Mobile bankingSix out of ten banks in Africa and the Middle East forecast cash to account for less than 5% of all retail transactions over the next five years, compared to 48% worldwide.

The coronavirus pandemic will likely strengthen this trend further, as less and less people make use of coins and banknotes in order to curb the spread of the virus. 

Retail banks in Africa and the Middle East believe that postponing the digitalization of transactions can threaten their business models. 

African and Middle East lenders are campaigning strongly for their societies to go completely cashless, according to a global retail banking survey published by banking software company Temenos.

The in-depth survey, conducted by the Economist Intelligence Unit (EIU) in 2019 on behalf of Temenos shows that six in ten Middle Eastern and African banking executives believe that cash will account for less than 5% of retail transactions over the next five years, compared to a global average of 48% who also think the same. 

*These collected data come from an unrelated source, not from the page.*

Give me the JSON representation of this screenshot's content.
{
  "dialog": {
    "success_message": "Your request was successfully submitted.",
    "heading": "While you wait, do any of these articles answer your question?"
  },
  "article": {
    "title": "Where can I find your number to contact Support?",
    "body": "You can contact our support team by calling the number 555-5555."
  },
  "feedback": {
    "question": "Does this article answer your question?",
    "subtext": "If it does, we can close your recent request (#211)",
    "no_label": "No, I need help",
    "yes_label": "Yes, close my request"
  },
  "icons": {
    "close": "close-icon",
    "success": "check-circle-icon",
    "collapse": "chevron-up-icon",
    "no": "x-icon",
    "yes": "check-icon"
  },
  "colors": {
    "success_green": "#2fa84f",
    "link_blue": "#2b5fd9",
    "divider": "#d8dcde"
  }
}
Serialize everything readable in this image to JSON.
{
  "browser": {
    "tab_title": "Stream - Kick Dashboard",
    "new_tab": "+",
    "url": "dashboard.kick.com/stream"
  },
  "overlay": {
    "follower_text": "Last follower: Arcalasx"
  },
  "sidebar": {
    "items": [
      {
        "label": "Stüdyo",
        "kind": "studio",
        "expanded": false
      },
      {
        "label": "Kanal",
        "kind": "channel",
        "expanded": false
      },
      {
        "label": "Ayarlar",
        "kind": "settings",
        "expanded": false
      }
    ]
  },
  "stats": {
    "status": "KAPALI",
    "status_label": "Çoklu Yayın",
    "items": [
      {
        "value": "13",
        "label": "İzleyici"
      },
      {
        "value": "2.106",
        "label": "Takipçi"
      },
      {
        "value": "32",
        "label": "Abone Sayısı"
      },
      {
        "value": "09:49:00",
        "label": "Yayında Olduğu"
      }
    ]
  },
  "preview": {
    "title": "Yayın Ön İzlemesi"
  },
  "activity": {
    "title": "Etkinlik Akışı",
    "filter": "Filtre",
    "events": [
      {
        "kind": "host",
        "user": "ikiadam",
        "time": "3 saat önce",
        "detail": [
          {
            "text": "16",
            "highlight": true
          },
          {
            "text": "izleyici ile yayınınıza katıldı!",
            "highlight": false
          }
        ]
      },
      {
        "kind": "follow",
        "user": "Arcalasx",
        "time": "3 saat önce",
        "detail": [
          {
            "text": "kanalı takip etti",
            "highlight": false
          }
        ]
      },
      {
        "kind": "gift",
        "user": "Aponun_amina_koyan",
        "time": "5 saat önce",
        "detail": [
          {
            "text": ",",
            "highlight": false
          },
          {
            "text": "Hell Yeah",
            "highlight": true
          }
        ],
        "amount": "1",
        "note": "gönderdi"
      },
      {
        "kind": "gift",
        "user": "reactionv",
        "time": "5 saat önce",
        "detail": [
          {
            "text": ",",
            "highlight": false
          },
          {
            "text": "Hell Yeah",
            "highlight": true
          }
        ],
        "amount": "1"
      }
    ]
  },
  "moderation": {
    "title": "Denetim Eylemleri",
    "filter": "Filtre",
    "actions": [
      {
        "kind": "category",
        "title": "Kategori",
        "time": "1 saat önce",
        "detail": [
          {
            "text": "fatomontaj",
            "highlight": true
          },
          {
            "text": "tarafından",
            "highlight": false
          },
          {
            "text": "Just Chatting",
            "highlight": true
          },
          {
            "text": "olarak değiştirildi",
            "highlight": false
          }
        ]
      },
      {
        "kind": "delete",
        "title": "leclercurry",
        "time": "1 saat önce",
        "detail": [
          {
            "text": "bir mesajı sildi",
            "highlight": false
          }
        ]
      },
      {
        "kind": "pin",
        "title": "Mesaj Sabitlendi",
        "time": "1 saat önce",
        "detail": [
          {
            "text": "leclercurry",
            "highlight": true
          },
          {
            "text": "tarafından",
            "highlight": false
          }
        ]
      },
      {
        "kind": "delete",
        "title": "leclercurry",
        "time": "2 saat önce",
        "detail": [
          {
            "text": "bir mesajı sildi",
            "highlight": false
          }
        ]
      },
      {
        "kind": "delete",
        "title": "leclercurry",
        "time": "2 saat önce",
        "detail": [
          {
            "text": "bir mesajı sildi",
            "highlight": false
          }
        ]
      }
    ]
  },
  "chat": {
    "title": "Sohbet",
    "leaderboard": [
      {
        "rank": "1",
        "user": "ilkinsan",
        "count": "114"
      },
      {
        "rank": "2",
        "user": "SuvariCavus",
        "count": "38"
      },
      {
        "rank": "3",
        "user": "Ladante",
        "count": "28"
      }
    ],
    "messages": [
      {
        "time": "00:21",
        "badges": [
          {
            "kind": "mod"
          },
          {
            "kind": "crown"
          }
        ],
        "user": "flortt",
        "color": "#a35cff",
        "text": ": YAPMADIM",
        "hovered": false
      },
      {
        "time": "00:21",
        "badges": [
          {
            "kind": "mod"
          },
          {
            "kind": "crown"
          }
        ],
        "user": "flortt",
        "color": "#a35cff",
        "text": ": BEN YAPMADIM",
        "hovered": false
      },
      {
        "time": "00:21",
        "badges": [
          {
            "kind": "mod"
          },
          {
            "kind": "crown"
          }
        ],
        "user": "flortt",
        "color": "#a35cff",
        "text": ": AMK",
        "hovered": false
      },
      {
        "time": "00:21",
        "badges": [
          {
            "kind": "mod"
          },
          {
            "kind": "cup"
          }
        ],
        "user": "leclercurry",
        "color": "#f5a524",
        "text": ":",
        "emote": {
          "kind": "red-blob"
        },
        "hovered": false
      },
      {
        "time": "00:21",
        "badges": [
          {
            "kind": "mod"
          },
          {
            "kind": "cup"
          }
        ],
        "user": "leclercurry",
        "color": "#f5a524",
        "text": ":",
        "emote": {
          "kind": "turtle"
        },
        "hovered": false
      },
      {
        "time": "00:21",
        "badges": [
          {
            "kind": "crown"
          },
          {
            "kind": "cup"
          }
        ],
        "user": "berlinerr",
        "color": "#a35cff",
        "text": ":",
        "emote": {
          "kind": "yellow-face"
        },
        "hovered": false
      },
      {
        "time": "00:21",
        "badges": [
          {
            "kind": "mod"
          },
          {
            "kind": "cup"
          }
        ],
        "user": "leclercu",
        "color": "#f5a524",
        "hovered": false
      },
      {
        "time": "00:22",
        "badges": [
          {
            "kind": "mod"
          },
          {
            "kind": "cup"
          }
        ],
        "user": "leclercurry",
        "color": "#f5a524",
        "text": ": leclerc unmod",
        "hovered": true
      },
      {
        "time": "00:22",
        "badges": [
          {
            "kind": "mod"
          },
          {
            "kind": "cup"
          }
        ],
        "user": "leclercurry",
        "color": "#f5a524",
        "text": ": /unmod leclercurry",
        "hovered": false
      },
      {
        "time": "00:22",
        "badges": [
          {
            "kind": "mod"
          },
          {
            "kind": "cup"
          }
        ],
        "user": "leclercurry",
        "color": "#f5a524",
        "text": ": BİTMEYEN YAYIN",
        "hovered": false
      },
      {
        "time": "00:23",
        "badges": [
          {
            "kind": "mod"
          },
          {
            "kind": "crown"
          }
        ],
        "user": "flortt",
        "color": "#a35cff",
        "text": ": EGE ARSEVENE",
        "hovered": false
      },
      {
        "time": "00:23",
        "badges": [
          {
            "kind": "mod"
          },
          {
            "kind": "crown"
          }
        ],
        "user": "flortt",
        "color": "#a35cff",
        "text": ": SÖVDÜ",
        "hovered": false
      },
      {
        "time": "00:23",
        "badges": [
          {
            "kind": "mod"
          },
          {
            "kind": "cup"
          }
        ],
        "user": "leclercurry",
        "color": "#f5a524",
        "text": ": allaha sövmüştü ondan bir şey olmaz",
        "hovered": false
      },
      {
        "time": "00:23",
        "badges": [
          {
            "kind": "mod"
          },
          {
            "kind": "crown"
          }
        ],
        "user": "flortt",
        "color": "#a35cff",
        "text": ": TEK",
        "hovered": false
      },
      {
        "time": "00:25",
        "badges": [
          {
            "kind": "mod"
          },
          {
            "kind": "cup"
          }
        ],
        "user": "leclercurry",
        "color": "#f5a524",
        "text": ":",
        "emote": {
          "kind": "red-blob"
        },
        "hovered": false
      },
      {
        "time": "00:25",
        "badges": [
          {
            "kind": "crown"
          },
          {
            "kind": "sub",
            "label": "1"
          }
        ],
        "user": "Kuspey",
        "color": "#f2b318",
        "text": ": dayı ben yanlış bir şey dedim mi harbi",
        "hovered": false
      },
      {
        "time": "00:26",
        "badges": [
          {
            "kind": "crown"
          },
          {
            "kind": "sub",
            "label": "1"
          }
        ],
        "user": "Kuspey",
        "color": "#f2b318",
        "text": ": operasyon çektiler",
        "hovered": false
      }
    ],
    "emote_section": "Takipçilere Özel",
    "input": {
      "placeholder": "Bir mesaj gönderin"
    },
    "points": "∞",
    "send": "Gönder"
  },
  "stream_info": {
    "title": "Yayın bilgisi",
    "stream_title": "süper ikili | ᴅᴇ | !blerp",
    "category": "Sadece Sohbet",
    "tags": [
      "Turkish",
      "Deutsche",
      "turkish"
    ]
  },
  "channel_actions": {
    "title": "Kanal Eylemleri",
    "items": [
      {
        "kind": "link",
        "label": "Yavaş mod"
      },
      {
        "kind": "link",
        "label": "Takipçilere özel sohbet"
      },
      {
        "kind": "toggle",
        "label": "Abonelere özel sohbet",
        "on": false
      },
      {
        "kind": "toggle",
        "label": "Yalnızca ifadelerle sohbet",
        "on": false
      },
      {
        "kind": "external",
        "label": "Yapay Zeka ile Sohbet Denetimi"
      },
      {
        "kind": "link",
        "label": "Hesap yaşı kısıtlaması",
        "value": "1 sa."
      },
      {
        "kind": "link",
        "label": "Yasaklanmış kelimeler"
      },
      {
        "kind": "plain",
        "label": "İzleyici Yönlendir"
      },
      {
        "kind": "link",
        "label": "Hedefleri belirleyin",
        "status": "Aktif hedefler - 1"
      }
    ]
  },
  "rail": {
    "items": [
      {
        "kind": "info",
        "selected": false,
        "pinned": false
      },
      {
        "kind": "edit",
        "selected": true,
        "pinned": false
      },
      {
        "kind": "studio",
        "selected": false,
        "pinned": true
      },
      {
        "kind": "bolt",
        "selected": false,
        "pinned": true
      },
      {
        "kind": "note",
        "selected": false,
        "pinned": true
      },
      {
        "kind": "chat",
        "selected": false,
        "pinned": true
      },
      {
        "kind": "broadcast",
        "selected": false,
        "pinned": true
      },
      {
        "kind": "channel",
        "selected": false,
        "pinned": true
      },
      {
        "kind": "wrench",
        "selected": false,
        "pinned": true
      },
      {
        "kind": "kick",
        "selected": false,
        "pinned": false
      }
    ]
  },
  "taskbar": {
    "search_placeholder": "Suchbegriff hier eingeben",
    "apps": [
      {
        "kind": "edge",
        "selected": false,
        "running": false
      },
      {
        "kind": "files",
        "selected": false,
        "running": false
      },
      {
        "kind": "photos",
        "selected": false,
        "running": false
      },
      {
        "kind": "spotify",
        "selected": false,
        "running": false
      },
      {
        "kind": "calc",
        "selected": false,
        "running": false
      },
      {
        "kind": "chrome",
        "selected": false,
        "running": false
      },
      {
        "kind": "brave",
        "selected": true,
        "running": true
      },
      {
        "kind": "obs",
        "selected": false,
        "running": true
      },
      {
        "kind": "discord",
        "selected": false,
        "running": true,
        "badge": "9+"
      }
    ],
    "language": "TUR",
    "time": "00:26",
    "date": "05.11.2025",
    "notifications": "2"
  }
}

The lockdown measures imposed in several countries are also expected to limit the number of cash transactions, as people opt for contactless and digital payments. 

The EIU report entitled “A Whole New World: How technology is driving the evolution of intelligent banking in the Middle East and Africa”  reveals that retail banks both in Africa and the Middle East are very aware of the risks financial exclusions and delaying digitization pose to their business models. 

Of all the participants in the survey, 43% recognize new technologies such as artificial intelligence (AI), as the trend which will impact the retail banking sector the most by 2025. 

In order to gain profits on these trends, African and Middle Eastern retail banks identify the need to develop digital marketing skills in order to attract all customers to the banking sector.

Jean-Paul Mergeai, Managing Director – Middle-East & Africa, Temenos, said; “Even in the most uncertain times, the power and opportunities of digital banking remain the same. This retail banking report outlines the opportunity for MEA banks who adopt modern technology to accelerate financial inclusion and digital banking, to support economic and social development.”

Katya Kocourek, Managing Editor - Financial Services, The Economist Intelligence Unit, said: “The significant impact of the ongoing Coronavirus pandemic is likely to accelerate the cultural and institutional shift towards digital banking that is already taking place in the MEA region.”